By what means can stars influence our lives over such long distances? By gravity, light, or perhaps radio waves? Most people are born indoors, under roofs, which effectively block light. The objects around us exert a much stronger gravitational influence on us than do the stars. Anything similar to radio waves which do not interact with the roofs over our heads, therefore becoming modified and unpredictable when they reach us, would probably pass right through us, also, having no effect. The means by which stars might exert the influence on us that astrology claims is not evident.
For those who take the accuracy of astrological readings as evidence of their validity, James Randi (a magician who, like Houdini, has worked to expose trickery and misunderstanding in mystical fields) once did an interesting experiment. Prior to visiting a group of students, the students were asked for their birth dates and places of birth so that astrological charts could be done, and interpretations by an astrologer made. On the day of his visit they were asked to rate their readings for accuracy on a scale of one to five, with five being highly accurate. All students rated their readings with fours and fives. Then they were asked to pass their readings around, and it was found that all the readings were identical!
That showed that, not only are people more similar than they might think, but also that people tend to interpret vague, suggestive statements in ways that favor what they want to believe. Certainly, as far as the readings went, if one size fits all, you can say that none is a custom fit.
In Discover Magazine, (February, 1997), Steve Allen makes a good point about the establishment of astrology as a valid scientific discipline. He states, "But thatís precisely the point. Such a thing has never been established. There are three separate systems of astrology known to historians -- the Egyptian, the Chinese, and, I think, the Persian, and all of them are mutually exclusive. That, of course means that if any one of them is essentially right, the other two are wrong. The more reasonable approach is to assume that all of them are wrong until conclusive evidence for their validity has been offered."

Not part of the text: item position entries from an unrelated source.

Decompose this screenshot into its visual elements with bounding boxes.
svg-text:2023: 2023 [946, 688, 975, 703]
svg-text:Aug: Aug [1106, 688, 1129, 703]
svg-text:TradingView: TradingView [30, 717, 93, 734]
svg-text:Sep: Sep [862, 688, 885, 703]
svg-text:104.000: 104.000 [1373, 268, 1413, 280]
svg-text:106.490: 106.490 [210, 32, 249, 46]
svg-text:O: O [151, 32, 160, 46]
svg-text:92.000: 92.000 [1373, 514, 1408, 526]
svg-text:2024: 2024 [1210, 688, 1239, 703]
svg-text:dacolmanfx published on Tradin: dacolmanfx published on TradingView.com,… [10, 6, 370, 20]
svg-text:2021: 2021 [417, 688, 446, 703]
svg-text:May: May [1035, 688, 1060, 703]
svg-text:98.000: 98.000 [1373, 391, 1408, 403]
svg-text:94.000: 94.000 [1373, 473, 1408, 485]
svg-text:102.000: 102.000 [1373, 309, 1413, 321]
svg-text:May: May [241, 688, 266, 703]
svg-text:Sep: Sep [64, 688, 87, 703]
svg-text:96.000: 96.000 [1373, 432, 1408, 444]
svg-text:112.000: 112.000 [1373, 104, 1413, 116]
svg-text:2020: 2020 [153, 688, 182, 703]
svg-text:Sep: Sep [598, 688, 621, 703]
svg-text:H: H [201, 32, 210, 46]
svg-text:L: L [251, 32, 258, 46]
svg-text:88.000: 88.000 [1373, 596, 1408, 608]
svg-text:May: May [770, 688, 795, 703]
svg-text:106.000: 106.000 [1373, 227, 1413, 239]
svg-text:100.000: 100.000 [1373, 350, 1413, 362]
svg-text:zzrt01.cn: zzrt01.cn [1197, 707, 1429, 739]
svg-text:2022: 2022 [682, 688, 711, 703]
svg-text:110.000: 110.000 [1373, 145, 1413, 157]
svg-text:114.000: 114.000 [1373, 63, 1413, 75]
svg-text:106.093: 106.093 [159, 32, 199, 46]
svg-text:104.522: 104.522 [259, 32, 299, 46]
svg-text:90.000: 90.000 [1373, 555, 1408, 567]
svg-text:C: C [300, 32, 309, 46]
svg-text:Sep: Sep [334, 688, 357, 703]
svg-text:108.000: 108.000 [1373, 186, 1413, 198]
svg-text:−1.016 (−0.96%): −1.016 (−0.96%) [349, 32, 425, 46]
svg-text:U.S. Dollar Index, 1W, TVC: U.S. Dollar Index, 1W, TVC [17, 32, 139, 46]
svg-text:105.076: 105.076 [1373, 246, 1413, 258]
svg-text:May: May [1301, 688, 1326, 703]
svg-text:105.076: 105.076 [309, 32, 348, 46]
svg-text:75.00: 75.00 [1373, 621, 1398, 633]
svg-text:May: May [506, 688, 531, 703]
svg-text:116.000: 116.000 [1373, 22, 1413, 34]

James Randi exposed Uri Geller, an Israeli psychic who could supposedly bend spoons and other metal objects with only the power of his mind. It turned out that before the tests, Uri, or his assistants, secretly prepared the spoons to break by flexing them enough times to be at the point of breaking; creating what is known as metal fatigue in the objects. Charlatans abound, some internationally famous.
Randi also exposed the evangelical preacher, Peter Popoff, who was raking in about five million dollars a year for his ministry. Popoff was using modern technology, video cameras and mini-radio receivers, to get information previously gleaned from prayer cards passed out before the meeting by his wife, who was outside in their van with the transmitter. It made him seem like he had a hot line to God. Another charlatan.
In conclusion, there are many pitfalls in the ways we believe. We tend to believe things that offer us hope. We tend to believe in exciting ideas. We tend to believe what we want to believe; what we want to be true. We tend to believe in things that offer us more control of our lives, that give us a sense of order in chaos. Sometimes, we believe in illusions.
Sometimes we are lucky, judging by results, and objective reality coincides with what we imagine to be true. Often, we are not. Critical analysis is a tool that can, perhaps, be useful in distinguishing between subjective realities and the objective reality that is the goal of truth seeking.